Jailbreak and The Way In aren’t able to match the intensity of David Bruckner’s ballsy contribution, and although the rest of the movie isn’t quite the anti-climax it might seem, Patrick Horvath’s tale of unfortunate brotherly devotion is too slight to work effectively and feels like an under-developed Twilight Zone episode, while The Way In brings the movie back to where it started with a home invasion tale gone horribly, terribly wrong. These are acceptable as stand-alone segments but lack the edge needed to make them more memorable within the confines of the movie as a whole.

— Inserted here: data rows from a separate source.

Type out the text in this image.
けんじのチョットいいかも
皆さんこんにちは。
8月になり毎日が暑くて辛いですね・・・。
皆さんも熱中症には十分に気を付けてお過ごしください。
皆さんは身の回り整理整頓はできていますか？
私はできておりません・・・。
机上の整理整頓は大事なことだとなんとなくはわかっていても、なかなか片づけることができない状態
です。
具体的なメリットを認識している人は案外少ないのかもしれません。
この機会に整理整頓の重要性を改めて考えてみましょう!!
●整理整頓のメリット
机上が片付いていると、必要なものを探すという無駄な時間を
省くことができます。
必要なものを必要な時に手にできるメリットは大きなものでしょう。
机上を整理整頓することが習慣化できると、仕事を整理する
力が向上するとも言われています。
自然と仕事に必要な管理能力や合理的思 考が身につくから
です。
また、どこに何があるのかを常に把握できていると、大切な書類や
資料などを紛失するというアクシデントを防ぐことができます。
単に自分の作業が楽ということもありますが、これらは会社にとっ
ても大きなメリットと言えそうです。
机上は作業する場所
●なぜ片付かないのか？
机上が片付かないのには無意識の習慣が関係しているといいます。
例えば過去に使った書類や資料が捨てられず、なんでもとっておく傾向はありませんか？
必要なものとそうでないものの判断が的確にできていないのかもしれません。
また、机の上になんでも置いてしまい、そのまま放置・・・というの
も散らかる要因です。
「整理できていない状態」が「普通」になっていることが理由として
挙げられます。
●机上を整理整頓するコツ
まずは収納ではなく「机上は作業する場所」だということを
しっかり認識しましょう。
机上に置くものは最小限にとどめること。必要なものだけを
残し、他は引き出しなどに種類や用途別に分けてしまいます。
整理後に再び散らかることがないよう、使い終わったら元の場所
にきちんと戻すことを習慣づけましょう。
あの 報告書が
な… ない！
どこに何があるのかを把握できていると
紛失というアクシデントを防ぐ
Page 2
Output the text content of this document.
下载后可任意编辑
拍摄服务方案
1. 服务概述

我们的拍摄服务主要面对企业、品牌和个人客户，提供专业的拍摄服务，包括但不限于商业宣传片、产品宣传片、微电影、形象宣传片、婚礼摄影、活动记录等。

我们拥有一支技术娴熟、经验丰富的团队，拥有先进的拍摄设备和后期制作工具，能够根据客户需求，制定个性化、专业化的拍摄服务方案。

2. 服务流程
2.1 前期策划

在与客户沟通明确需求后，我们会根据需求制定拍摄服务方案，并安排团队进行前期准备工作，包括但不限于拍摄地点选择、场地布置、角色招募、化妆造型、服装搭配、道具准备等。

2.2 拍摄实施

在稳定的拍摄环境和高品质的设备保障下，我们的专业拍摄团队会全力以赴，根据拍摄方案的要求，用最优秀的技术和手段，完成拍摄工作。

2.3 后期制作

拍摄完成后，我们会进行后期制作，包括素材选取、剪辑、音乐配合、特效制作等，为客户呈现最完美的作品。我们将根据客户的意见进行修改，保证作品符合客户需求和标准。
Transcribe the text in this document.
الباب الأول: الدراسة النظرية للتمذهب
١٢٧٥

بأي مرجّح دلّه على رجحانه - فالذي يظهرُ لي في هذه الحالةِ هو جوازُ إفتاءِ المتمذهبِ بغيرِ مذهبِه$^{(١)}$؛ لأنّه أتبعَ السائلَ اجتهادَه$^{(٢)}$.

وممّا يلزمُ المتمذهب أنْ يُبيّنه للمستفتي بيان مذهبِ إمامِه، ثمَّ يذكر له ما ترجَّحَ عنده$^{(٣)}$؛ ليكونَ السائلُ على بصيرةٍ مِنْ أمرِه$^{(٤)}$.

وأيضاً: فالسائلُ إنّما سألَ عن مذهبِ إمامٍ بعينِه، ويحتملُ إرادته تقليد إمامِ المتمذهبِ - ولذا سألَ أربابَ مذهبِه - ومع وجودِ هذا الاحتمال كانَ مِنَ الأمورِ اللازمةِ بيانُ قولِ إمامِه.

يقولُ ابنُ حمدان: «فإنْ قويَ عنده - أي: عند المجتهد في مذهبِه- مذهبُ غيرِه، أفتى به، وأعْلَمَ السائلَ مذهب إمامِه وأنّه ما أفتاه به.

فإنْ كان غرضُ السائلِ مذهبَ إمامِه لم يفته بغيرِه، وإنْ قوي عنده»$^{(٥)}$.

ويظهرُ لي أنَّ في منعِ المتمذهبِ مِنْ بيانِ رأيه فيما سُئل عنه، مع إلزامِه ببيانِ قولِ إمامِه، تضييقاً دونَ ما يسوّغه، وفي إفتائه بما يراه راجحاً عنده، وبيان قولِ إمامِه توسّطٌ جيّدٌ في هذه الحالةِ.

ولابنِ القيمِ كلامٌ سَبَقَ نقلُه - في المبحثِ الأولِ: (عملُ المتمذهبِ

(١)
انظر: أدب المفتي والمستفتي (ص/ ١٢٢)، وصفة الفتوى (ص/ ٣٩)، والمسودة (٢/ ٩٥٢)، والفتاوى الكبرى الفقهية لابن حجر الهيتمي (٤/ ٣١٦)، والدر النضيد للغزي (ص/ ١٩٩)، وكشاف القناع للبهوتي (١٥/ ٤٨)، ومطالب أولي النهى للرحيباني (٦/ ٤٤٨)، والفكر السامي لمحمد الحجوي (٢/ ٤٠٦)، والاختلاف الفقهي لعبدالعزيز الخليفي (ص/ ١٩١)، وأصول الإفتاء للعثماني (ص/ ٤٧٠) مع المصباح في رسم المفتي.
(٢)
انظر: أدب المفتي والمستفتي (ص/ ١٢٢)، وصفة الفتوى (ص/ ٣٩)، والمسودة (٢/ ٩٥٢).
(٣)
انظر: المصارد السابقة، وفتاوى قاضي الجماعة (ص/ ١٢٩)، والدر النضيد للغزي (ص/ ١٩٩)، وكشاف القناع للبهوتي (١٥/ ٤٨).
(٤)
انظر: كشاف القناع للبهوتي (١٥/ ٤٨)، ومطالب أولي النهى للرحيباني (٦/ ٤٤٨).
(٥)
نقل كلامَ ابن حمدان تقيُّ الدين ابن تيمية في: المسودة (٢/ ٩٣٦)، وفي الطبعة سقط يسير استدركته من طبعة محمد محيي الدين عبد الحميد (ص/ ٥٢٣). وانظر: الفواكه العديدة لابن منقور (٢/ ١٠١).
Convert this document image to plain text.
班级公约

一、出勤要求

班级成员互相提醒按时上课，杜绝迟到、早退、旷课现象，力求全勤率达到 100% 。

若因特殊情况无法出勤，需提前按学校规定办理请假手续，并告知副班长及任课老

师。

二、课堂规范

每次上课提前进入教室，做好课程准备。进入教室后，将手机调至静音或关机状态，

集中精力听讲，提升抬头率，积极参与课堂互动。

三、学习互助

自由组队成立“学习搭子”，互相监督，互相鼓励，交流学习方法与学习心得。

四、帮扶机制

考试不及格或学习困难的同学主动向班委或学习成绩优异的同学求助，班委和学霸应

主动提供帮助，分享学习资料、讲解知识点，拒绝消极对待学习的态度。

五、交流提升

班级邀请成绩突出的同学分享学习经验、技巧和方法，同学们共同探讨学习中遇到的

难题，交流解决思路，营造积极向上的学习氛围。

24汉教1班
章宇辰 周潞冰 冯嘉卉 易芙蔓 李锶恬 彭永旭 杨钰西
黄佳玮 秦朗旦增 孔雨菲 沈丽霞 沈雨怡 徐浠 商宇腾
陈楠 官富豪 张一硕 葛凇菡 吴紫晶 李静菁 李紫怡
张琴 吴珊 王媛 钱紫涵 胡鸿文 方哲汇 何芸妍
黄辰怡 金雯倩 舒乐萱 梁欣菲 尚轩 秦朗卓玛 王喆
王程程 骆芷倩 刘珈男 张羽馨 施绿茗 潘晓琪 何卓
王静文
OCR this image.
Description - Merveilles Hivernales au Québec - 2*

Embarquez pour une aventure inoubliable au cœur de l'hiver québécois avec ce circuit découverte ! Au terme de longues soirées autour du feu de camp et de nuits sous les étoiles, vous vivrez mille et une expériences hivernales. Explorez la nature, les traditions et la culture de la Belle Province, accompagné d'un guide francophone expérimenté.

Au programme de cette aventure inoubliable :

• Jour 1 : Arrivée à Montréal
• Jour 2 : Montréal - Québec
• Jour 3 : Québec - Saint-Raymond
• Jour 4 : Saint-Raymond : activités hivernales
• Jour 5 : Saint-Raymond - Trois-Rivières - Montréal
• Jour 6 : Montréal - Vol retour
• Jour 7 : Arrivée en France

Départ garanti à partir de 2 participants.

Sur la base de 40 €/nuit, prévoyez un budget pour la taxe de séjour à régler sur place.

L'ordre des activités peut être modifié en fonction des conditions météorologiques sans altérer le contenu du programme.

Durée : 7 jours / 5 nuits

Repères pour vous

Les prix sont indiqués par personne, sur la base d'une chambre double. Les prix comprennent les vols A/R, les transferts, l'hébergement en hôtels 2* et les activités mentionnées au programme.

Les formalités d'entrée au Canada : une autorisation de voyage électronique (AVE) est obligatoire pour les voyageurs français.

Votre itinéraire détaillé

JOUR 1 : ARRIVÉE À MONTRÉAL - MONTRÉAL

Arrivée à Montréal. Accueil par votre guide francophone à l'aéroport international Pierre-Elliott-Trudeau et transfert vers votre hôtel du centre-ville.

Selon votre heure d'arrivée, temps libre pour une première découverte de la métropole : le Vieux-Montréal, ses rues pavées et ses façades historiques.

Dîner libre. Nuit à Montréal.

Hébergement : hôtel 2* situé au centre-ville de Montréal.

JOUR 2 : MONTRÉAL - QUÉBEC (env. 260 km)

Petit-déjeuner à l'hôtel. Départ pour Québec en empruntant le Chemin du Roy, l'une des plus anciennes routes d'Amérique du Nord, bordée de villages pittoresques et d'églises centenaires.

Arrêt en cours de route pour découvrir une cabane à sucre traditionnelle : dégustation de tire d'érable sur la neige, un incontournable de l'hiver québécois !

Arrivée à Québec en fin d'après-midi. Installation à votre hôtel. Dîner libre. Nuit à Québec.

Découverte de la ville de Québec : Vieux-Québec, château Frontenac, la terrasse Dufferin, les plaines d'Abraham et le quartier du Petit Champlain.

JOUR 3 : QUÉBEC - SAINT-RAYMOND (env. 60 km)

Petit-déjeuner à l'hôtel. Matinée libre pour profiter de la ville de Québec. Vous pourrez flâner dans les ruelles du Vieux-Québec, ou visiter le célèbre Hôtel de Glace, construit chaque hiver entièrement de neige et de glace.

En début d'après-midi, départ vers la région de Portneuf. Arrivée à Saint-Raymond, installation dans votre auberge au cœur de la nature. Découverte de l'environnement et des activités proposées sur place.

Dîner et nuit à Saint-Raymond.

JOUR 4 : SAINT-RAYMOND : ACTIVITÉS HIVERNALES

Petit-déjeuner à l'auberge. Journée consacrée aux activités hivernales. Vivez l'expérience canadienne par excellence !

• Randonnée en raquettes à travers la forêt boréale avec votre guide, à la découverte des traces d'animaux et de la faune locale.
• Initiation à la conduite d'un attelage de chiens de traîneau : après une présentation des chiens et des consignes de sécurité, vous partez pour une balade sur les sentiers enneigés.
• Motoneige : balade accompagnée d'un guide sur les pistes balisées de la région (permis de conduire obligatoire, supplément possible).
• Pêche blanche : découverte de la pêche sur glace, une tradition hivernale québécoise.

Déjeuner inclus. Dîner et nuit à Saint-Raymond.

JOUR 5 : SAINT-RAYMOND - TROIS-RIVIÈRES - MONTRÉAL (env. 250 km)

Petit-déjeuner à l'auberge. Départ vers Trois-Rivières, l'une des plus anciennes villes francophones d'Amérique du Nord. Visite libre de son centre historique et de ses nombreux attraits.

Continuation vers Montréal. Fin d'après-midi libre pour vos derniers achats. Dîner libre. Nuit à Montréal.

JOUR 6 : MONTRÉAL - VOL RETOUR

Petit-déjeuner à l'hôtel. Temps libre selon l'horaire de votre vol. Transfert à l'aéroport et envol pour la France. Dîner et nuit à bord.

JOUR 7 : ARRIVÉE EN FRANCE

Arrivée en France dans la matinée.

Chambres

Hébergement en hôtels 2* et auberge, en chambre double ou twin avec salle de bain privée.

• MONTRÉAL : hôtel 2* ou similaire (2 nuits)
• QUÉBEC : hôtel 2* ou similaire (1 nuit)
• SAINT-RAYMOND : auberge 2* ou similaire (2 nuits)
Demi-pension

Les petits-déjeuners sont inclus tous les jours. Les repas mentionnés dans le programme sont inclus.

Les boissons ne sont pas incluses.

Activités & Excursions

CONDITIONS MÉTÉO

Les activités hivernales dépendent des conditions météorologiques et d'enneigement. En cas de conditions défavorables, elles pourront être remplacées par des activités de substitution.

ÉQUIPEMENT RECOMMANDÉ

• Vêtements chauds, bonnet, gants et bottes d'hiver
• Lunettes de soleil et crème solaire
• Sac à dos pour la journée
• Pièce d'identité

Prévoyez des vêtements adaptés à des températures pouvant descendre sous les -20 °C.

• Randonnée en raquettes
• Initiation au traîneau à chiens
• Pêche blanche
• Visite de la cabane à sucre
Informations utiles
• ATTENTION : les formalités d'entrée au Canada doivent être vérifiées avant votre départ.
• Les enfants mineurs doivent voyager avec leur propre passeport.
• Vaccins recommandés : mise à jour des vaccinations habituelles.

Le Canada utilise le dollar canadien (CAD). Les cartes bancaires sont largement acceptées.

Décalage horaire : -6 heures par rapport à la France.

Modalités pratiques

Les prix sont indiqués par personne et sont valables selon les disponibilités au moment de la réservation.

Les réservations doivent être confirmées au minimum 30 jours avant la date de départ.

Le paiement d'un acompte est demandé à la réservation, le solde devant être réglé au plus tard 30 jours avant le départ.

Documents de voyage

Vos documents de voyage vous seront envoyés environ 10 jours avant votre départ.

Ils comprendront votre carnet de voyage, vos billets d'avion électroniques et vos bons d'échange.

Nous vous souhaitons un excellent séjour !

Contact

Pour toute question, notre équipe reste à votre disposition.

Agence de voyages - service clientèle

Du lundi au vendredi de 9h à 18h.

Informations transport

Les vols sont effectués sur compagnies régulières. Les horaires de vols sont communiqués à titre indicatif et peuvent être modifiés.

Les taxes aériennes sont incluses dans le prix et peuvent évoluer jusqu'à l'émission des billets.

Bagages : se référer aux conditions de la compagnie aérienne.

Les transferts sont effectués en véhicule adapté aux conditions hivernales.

Eagle eyed viewers will spot clues and references to each of the segments popping up here and there, indicating the characters are trapped in some kind of purgatorial existence that they’re all doomed to repeat, and there are cameos from the skeletal creatures. Budgetary constraints hold the movie back however, though the majority of the performances fit well with the stories on offer, with Zickel grabbing the lion’s share of the acting plaudits. That said, the lonely desert landscapes are used to good effect, and the photography – by Tarin Anderson, Tyler Gillett, Alexandre Naufel, and Andrew Shulkind – is exemplary throughout, blending the action of each vignette into a surprisingly cohesive whole. And the whole thing is topped off by a gravelly, ominous voice over by Fessenden as a radio DJ who, if you listen closely, seems to know exactly what’s happening… and why.

Rating: 7/10 – despite some obvious flaws, Southbound is a largely effective and inventive horror anthology that does its best to offer jaded audiences something at least a little different; it succeeds for the most part thanks to the makers’ decision to link each of the stories in clever and intriguing ways, and by imbuing each tale with a satisfying sense of dread.